The Lust Lizard of Melancholy Coveis by Christopher Moore, who seems to be following in the footsteps of the great Tom Robbins. This novel was fun. But it was also making a comment on the over reliance, in American culture, on anti-depressants. You get a feeling, while reading it, that maybe Moore was channeling Valley of the Dolls with all of its pills, a.k.a. ‘dolls’, when he was writing it. He also hits on sexual behavior, from the normal to the utterly absurd and aberrant.
I think this novel is a good reminder about paying attention to life. Many of the inhabitants of Pine Cove, CA are sedated, Huxley-soma-style, on medication doled out by their lazy psychiatrist and their sexually deviant pharmacist. Profit and apathy drive their businesses of pushing pills, until something bad happens.
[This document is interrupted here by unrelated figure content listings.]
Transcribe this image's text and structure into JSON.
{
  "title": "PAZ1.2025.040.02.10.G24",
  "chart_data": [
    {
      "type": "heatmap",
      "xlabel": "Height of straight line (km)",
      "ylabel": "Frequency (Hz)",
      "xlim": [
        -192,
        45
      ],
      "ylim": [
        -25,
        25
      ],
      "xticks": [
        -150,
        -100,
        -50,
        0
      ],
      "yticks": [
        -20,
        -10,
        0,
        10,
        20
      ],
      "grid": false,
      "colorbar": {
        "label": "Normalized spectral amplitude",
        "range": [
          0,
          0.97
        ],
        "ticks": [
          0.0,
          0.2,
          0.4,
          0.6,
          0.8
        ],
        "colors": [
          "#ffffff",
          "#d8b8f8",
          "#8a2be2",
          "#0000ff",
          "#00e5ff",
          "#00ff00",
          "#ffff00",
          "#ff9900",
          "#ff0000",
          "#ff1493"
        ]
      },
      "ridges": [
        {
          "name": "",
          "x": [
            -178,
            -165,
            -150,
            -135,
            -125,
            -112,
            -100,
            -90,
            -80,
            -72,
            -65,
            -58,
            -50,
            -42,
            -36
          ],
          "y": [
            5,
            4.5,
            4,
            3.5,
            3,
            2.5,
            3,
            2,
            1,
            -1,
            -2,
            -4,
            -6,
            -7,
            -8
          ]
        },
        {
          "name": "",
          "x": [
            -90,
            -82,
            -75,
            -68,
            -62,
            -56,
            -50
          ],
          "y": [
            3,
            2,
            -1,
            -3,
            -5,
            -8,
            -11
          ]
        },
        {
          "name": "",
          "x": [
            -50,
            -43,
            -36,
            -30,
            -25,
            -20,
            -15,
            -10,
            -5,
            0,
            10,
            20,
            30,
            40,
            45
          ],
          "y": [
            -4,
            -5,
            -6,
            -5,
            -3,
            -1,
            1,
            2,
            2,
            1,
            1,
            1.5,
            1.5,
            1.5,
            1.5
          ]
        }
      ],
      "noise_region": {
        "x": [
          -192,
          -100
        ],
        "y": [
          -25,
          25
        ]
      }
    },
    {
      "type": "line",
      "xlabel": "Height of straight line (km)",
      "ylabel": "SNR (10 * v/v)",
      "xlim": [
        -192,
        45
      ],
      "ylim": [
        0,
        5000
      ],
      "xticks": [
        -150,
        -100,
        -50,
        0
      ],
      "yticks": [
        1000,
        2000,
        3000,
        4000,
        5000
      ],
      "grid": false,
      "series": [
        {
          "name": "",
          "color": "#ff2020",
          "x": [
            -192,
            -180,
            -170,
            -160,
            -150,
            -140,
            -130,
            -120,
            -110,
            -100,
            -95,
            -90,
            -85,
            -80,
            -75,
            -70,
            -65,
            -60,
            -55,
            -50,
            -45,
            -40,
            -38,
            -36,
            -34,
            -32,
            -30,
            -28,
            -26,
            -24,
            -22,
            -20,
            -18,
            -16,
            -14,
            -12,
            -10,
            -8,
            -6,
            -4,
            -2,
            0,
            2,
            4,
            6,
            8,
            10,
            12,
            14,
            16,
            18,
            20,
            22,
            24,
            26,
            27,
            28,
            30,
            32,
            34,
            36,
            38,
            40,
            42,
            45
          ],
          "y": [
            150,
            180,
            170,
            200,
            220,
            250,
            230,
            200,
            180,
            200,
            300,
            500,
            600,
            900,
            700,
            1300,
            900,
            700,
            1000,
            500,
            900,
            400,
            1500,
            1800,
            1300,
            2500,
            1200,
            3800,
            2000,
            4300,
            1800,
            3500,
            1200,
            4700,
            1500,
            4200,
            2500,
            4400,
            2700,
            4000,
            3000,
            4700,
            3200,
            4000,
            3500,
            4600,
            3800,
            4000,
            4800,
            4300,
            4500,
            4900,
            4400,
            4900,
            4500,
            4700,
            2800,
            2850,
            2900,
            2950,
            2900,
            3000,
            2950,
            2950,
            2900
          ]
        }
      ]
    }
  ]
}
Then all hell breaks loose, and turns out nobody needed the pills in the first place. Well, that part of the narrative isn’t truly tied up by the end, but the reader must assume that the psychiatrist made a major error in putting thousands of people onto Xanax, Prozac, etc.
The centerpiece of the novel was Steve, the enormous mutant sea creature who affects the libido of anyone or anything within a few mile radius of him. He brings out the primal in everyone. He doesn’t repress like the medication. He doesn’t keep the ego in balance. And I think that’s the point. But, at the same time, the primal instincts Steve brings out also lead to a lot of death and destruction because Steve literally eats people.
In a silly way, with a smooth and inviting narrative, Moore was trying to pull off a major moral tale about balance, preconceptions/prejudices/stereotypes, human behavior, and relearning an enjoyment for life.